1台あたり1万円弱のエコポイントで、10万円台の冷蔵庫が売れれば、市場での10倍以上の拡大率が期待できる。テレビの場合であれば、エコポイントが高いこともあって、拡大率は5倍程度かもしれないが。
さらに、雇用状況を改善することも緊急経済対策の一つであると考えると、3000億円弱の官製巨大通信販売市場がいきなり立ち上がるわけで、そのための事務処理も膨大で、かつ、顧客対応のためのコールセンターの要員も必要不可欠である。この制度が雇用機会を増大することは、確実である。
○エコノミーだけでなくエコロジー的に使う
しかし、エコポイントが単にエコノミーだけのためでは、いささか寂しいものがある。そこで、この仕組みを多少なりとも「エコ」的なものにすることを考えてみたい。

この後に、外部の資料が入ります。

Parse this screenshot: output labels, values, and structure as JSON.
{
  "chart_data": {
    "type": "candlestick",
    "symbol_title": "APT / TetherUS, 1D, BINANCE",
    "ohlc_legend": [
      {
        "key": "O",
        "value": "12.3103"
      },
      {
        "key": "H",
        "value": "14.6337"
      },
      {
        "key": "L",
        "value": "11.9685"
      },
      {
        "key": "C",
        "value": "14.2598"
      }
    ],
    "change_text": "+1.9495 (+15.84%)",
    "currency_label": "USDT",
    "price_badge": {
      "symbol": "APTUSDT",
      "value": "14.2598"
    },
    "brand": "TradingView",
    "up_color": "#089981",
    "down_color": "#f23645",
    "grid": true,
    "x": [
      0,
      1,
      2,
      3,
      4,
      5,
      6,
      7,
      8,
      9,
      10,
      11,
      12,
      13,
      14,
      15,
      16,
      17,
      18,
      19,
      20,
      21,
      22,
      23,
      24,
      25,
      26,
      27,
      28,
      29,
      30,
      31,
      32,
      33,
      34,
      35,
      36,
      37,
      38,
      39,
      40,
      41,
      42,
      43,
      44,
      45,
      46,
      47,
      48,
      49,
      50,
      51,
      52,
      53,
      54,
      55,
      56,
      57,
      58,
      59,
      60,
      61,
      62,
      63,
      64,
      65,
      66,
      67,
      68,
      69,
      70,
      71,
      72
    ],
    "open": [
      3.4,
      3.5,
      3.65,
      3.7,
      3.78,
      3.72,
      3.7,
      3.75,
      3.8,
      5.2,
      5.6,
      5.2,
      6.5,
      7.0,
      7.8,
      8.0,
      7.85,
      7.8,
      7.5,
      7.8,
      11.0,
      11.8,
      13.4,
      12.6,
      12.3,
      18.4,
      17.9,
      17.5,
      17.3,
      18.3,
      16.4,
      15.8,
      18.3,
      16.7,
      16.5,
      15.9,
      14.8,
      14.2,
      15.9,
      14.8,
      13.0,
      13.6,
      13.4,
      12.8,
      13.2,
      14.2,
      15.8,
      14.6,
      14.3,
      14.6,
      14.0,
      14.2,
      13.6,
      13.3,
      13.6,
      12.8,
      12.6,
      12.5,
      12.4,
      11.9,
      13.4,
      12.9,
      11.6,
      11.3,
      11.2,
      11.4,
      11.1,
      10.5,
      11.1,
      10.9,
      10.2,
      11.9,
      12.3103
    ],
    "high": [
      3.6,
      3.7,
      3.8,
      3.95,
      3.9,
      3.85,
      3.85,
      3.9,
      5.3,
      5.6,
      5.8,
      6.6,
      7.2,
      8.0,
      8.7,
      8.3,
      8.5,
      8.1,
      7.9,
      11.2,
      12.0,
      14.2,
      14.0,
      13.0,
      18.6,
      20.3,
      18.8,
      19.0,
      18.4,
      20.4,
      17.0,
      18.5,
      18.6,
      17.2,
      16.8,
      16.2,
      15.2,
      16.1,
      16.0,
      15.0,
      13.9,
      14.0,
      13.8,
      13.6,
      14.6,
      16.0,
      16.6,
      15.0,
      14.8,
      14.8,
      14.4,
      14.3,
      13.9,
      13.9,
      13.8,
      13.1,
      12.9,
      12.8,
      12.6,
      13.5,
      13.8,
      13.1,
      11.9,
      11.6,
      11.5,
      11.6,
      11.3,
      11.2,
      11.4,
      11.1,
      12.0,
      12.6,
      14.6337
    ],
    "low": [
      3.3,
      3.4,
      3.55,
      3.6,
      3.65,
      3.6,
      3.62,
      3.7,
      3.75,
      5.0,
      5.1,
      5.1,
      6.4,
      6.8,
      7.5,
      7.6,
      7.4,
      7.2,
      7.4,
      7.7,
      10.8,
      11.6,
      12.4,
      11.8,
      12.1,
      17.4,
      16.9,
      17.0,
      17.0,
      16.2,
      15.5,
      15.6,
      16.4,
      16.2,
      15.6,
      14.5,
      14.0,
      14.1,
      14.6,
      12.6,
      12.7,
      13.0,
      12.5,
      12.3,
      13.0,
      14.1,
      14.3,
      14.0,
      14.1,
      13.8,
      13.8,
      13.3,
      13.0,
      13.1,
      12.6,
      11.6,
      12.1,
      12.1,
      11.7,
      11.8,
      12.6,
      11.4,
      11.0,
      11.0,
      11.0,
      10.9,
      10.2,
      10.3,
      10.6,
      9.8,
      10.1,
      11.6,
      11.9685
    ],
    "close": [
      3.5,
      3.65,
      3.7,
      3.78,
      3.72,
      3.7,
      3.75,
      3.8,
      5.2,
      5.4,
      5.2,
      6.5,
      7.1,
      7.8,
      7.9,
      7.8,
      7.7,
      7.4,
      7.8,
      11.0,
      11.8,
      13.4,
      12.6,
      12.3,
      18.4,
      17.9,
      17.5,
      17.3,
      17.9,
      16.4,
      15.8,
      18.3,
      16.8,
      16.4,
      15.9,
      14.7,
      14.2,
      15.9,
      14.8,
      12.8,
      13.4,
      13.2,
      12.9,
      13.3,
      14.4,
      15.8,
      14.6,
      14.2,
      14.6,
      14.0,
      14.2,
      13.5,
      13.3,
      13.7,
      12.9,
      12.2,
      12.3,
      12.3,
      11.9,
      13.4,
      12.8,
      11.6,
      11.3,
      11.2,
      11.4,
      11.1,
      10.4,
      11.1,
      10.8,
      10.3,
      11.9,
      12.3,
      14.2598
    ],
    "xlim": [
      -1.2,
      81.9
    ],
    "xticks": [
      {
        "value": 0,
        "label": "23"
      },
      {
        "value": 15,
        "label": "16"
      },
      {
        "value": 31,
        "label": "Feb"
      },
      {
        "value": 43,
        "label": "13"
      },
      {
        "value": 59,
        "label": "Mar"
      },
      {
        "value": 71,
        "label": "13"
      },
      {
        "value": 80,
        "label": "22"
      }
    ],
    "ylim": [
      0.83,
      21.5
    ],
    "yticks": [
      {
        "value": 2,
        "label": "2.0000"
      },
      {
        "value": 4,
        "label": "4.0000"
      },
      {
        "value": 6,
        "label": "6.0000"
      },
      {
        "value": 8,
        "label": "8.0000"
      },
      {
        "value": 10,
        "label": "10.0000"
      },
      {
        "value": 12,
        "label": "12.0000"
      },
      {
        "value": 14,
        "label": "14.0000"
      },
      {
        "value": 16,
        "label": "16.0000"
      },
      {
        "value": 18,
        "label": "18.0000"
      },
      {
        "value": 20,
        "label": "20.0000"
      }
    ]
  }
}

今回の仕組みを見ると、市民レベルで考えるべき3つの段階があるように思える。
(1)三種の家電商品を選択する段階
(2)エコポイント交換商品を選択する段階
(3)余ったエコポイントを処理する段階
まず、(1)の家電製品の選択段階だが、すでに制度が始まっているので、簡単に述べてみたい。それぞれの製品について、異なる考慮すべきポイントがある。
【テレビ】は、消費電力がポイントであり、やはり液晶を選択することになる。今回のエコポイント制度では、大型になればなるほどポイントが多くなっている。特に、46型以上で最大のポイントになっている。
46型以上となると、やはり消費電力は大きいものが普通である。というよりも、そうだったと言うべきかもしれない。というのも、今年の2月以降に発売になった機種では、過去最高の省エネ性能を売り物にする商品が出てきた。つけっぱなしのまま居眠りをすると、画面が自動的に消えるといった機種もある。統一省エネラベルは最高でも五つ星までだが、同じ五つ星だといっても、中身はかなり違っていて、六つ星相当の商品が混じっているのである。これを見抜くことが、賢い消費者のあり方だろう。